Recentelijk overstroomde onze wc. Een verstopping. Ik weet dat je een loodgieter nodig hebt om dit probleem te verhelpen, maar waar vind je zo iemand? Ik heb flink gegoogled om een ontstopper te vinden. Achteraf bleek dat ik gewoon Waternet had kunnen bellen. Maar ja, die website vind je niet online als je op verstopping zoekt.

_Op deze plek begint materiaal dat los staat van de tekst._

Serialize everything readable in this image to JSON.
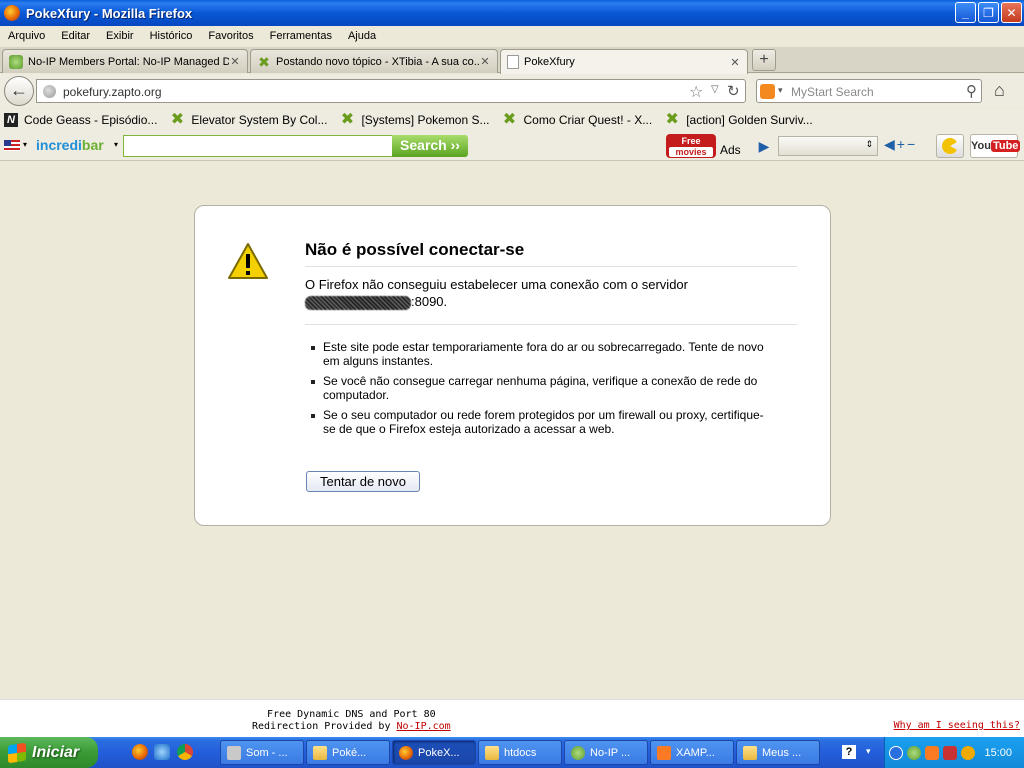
{
  "window": {
    "title": "PokeXfury - Mozilla Firefox",
    "controls": {
      "minimize": "_",
      "maximize": "❐",
      "close": "✕"
    }
  },
  "menu": [
    "Arquivo",
    "Editar",
    "Exibir",
    "Histórico",
    "Favoritos",
    "Ferramentas",
    "Ajuda"
  ],
  "tabs": [
    {
      "label": "No-IP Members Portal: No-IP Managed D...",
      "icon": "noip-icon",
      "active": false
    },
    {
      "label": "Postando novo tópico - XTibia - A sua co...",
      "icon": "xtibia-icon",
      "active": false
    },
    {
      "label": "PokeXfury",
      "icon": "blank-page-icon",
      "active": true
    }
  ],
  "tab_close": "✕",
  "new_tab": "+",
  "nav": {
    "back": "←",
    "url": "pokefury.zapto.org",
    "star": "☆",
    "dropdown": "▽",
    "reload": "↻",
    "search_placeholder": "MyStart Search",
    "search_engine_drop": "▾",
    "search_glass": "⚲",
    "home": "⌂"
  },
  "bookmarks": [
    {
      "label": "Code Geass - Episódio...",
      "icon": "n-icon"
    },
    {
      "label": "Elevator System By Col...",
      "icon": "xtibia-icon"
    },
    {
      "label": "[Systems] Pokemon S...",
      "icon": "xtibia-icon"
    },
    {
      "label": "Como Criar Quest! - X...",
      "icon": "xtibia-icon"
    },
    {
      "label": "[action] Golden Surviv...",
      "icon": "xtibia-icon"
    }
  ],
  "incredibar": {
    "brand_a": "incredi",
    "brand_b": "bar",
    "drop": "▾",
    "search_button": "Search ››",
    "free_movies_top": "Free",
    "free_movies_bottom": "movies",
    "ads": "Ads",
    "play": "▶",
    "player_drop": "⇕",
    "volume": "◀+−",
    "youtube_a": "You",
    "youtube_b": "Tube"
  },
  "error": {
    "title": "Não é possível conectar-se",
    "desc_pre": "O Firefox não conseguiu estabelecer uma conexão com o servidor",
    "desc_post": ":8090.",
    "bullets": [
      "Este site pode estar temporariamente fora do ar ou sobrecarregado. Tente de novo em alguns instantes.",
      "Se você não consegue carregar nenhuma página, verifique a conexão de rede do computador.",
      "Se o seu computador ou rede forem protegidos por um firewall ou proxy, certifique-se de que o Firefox esteja autorizado a acessar a web."
    ],
    "retry_button": "Tentar de novo"
  },
  "noip_footer": {
    "line1": "Free Dynamic DNS and Port 80",
    "line2_pre": "Redirection Provided by ",
    "link": "No-IP.com",
    "why": "Why am I seeing this?"
  },
  "taskbar": {
    "start": "Iniciar",
    "tasks": [
      {
        "label": "Som - ...",
        "icon": "speaker-icon",
        "active": false
      },
      {
        "label": "Poké...",
        "icon": "folder-icon",
        "active": false
      },
      {
        "label": "PokeX...",
        "icon": "firefox-icon",
        "active": true
      },
      {
        "label": "htdocs",
        "icon": "folder-icon",
        "active": false
      },
      {
        "label": "No-IP ...",
        "icon": "noip-icon",
        "active": false
      },
      {
        "label": "XAMP...",
        "icon": "xampp-icon",
        "active": false
      },
      {
        "label": "Meus ...",
        "icon": "folder-icon",
        "active": false
      }
    ],
    "help": "?",
    "tray_drop": "▾",
    "clock": "15:00"
  },
  "colors": {
    "titlebar": "#0858d6",
    "taskbar": "#245edb",
    "start_green": "#3a9a35",
    "link_red": "#c00000",
    "incredibar_green": "#5ba322"
  }
}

Jaren geleden vertelde een medewerker van een natuurhistorisch museum me dat het museum, bij wijze van illustratie, een foto van een kogelvis op zijn homepage had geplaatst. Het was gewoon een leuke illustratie met verder weinig waarde voor het museum. Maar, tot grote verbazing, vroegen heel veel bezoekers waar zij de kogelvis konden bekijken. Het opgezette visje stond echter in het depot en menig bezoekers moest teleurgesteld worden. Het lot van veel museumstukken is dat zij langdurig of voor eeuwig in depots staan. Daar zijn veel redenen voor. Niet ieder object is exposabel: papier, foto's en textiel zijn erg kwetsbaar. Sommige objecten zijn groot en onhandelbaar. Sommige objecten ondersteunen onderzoek maar vertellen op zich geen verhaal. Niet ieder object is een topstuk. In een gemiddeld museum staat 10% van de collectie "op zaal". In het Rijksmuseum, dat een enorm prentenkabinet met prenten, tekeningen en foto's beheert, is dit percentage zelfs nog iets lager.

Sprong voorwaarts

Ruim twintig jaar geleden begonnen musea in Nederland met het digitaliseren van objecten. Digitale fotografie stond de eerste jaren nog in de kinderschoenen. Persoonlijk heb ik nog levendige herinneringen aan de tijd dat wij prenten op hun kop keerden om op een flatbed scanner te leggen. We hadden witte handschoenen aan om de prenten tegen onze vieze vingers te beschermen. Maar de hoeveelheid licht van een scannerlamp op papier; de mogelijke beschadigingen door oude prenten op hun kop te draaien etcetera, daar waren we nog niet zo mee bezig. En met de bedroevend slechte kwaliteit van deze opnames waren wij destijds meer dan tevreden.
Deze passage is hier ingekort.